Those of you who grew up in or around farming communities probably remember attending a celebration called Dairy Days. It was a festivity that focused on celebrating all things dairy. Depending on your town, the festivities were likely different, but I bet there were plenty of activities for the kids. Usual suspects could be:
- A petting zoo of calves
- A contest for who had the best “moo”
- A competition to see who could drink milk (or eat ice cream) the fastest
Regardless of the activities, Dairy Days provided an opportunity for people of all ages to come together and celebrate dairy. But celebrating dairy isn’t something that just exists in rural communities. In fact, there are a handful of (unofficial) national dairy days each year. Here's a look at some of the dairy-related days you can participate in.
National Dairy Days 2020
National Frozen Yogurt Day - Thursday, February 6
While frozen yogurt has a shorter history than the other dairy items on this list, it’s made a big cultural impact since it first hit the scene in the 1970s and rose in popularity in the 1980s. Now, you can find frozen yogurt all across the United States.
Data from 2015 claims there were nearly 3,000 frozen yogurt stores across the U.S. Visiting your nearest frozen yogurt spot can be a great way to celebrate the day, especially if it’s one where you get to pick your own toppings.
National Cheese Day - Thursday, June 4
National Cheese Day, not to be confused with National Cheese Lover’s Day (January 20), is an opportunity to celebrate the thousands of varieties of cheese available today. Whether you prefer your cheese grilled into a sandwich, melted in a fondue pot, or alongside a well-paired glass of wine, you’re encouraged to enjoy it a little more than usual on June 4th.
Here are a few cheesy facts you can use to help celebrate:
- The U.S. is the second top producer of cheese in the world
- Of all 50 states, Wisconsin produces the most cheese in the U.S.

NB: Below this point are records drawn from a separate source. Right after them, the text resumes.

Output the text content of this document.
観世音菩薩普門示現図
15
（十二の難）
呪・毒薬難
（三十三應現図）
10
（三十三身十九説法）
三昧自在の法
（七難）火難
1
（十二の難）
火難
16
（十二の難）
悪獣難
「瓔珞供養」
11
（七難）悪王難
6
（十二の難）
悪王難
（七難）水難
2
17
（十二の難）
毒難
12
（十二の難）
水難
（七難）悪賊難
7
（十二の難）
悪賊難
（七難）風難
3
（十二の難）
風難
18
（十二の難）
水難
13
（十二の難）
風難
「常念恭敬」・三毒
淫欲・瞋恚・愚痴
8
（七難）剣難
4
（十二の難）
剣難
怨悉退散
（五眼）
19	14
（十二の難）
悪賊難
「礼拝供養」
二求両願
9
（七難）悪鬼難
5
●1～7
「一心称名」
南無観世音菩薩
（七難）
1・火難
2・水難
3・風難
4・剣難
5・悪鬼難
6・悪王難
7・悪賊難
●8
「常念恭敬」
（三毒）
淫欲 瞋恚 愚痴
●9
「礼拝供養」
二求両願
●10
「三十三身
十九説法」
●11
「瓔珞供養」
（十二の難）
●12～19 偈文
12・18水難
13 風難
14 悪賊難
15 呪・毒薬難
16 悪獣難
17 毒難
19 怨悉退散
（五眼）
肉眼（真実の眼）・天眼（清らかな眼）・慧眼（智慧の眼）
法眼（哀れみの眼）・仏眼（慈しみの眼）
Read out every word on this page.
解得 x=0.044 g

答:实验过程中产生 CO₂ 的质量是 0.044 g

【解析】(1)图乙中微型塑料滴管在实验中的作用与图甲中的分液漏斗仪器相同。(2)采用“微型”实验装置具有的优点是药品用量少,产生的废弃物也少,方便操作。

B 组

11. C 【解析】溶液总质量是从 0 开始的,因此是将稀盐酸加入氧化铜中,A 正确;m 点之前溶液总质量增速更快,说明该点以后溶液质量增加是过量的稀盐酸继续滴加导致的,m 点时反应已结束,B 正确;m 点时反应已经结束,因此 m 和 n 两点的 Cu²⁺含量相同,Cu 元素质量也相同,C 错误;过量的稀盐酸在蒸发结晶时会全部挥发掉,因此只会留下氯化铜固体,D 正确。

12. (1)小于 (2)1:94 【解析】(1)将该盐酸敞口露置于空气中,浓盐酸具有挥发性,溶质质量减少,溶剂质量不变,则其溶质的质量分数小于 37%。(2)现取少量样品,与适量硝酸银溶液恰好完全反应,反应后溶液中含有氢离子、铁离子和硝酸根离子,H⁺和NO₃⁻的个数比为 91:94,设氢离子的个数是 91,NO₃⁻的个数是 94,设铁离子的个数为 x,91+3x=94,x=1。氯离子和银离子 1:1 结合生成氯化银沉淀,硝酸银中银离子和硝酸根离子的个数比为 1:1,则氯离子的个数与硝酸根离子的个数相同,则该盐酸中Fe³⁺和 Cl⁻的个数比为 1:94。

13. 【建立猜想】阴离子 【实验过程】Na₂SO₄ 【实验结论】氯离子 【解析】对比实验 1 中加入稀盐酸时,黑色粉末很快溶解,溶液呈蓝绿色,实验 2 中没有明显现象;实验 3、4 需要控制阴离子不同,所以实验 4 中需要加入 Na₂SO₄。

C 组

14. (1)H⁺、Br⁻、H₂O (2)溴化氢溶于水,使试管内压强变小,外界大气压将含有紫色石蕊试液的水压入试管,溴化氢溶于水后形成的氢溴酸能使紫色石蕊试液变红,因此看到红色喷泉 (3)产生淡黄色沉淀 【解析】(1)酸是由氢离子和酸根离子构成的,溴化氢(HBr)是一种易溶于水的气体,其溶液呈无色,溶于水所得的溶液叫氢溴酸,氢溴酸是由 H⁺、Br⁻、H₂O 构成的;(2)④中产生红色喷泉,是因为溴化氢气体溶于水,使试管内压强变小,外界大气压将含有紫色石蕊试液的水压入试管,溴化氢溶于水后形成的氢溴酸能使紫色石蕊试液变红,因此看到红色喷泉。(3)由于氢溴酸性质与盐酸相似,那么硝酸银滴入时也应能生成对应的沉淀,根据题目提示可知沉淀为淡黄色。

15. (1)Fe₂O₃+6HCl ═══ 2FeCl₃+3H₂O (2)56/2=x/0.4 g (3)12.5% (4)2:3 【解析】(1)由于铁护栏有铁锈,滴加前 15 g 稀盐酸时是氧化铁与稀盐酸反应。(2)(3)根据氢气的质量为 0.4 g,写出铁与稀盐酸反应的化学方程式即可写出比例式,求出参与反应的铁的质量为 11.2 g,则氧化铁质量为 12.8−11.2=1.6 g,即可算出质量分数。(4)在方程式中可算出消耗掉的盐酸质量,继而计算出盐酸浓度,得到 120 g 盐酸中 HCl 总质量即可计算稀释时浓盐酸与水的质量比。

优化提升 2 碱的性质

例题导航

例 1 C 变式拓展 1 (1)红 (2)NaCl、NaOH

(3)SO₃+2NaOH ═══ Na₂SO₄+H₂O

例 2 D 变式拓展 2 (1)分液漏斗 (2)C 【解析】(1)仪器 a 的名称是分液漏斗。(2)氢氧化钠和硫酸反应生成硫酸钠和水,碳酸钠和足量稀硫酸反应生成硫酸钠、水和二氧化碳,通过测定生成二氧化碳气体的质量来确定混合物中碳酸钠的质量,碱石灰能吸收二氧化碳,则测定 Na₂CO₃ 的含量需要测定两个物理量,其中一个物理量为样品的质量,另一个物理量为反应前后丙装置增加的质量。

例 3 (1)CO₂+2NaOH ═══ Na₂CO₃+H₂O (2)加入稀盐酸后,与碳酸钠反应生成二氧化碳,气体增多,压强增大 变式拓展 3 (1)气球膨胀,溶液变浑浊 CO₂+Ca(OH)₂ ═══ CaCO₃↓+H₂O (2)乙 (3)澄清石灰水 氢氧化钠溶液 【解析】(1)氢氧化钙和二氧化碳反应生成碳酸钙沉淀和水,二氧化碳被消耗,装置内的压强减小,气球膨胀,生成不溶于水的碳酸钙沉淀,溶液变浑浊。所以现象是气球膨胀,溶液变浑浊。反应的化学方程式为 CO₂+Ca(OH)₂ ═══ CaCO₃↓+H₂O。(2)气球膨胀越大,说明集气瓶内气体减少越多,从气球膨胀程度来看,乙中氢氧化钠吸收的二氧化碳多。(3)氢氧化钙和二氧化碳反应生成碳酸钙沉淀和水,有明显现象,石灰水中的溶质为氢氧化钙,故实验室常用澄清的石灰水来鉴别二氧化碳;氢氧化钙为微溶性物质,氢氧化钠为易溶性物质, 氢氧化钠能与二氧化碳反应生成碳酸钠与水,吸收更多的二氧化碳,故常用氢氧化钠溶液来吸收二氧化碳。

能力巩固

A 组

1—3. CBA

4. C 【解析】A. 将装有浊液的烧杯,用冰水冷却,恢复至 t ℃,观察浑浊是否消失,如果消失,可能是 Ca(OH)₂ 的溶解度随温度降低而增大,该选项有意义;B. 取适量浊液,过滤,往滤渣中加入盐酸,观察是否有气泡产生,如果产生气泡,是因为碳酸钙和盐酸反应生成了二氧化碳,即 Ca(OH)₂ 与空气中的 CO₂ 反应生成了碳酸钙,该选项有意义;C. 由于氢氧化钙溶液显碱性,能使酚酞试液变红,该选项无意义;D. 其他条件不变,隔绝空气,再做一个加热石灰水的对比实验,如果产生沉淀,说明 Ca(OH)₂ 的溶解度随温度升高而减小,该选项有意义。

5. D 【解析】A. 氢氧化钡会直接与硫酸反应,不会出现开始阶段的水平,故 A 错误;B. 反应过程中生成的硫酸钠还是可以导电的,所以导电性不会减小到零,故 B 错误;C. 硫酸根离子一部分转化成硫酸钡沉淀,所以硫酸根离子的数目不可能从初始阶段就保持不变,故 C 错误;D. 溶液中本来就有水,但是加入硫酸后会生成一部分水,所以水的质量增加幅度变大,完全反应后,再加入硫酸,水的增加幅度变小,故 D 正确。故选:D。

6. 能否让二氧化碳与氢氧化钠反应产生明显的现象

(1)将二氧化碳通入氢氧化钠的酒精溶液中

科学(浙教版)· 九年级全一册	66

- On average, the French consume about 60 pounds of cheese per person, per year
- For comparison, Americans consume approximately 34 pounds of cheese per person, per year
- The top cheeses in the world are Parmigiano-Reggiano, Camembert, and Bavarian Swiss
National Ice Cream Day - Sunday, July 19
It’s no surprise that National Ice Cream Day is a July celebration. The unofficial holiday is a great reason to cool yourself from the summer heat. However you take it — one scoop or two, in a bowl or in a cone, indoors or outdoors — ice cream delivers a sweet treat enjoyed by people of all ages.
Unlike the other national dairy days on this list, observance of National Ice Cream Day is always celebrated on Sundays (just like how Thanksgiving is always celebrated on Thursday). Here in the U.S., you’ll find lots of ice cream shops offering sales and specials to help you celebrate.
National Chocolate Milkshake Day - Saturday, September 12
Here’s a bit of history for National Chocolate Milkshake Day… did you know that milkshakes date back to the late 1800s? That’s right, these sweet treats have been around well over 200 years! As you might’ve guessed, a great way to celebrate this holiday is by having your own chocolate milkshake.
Whether you belly up to your favorite diner counter or make one at home, milkshakes are a delicious, handy treat. And if you don’t care for chocolate, don’t worry. You can celebrate National Vanilla Milkshake Day on June 20th.
Well, I hope this gives you enough opportunities to celebrate the dairy industry in 2020. Remember, these “holidays” aren’t meant to be taken too seriously, but celebrating them with your friends, family, or coworkers can be a great way to bring a smile to everyone’s face.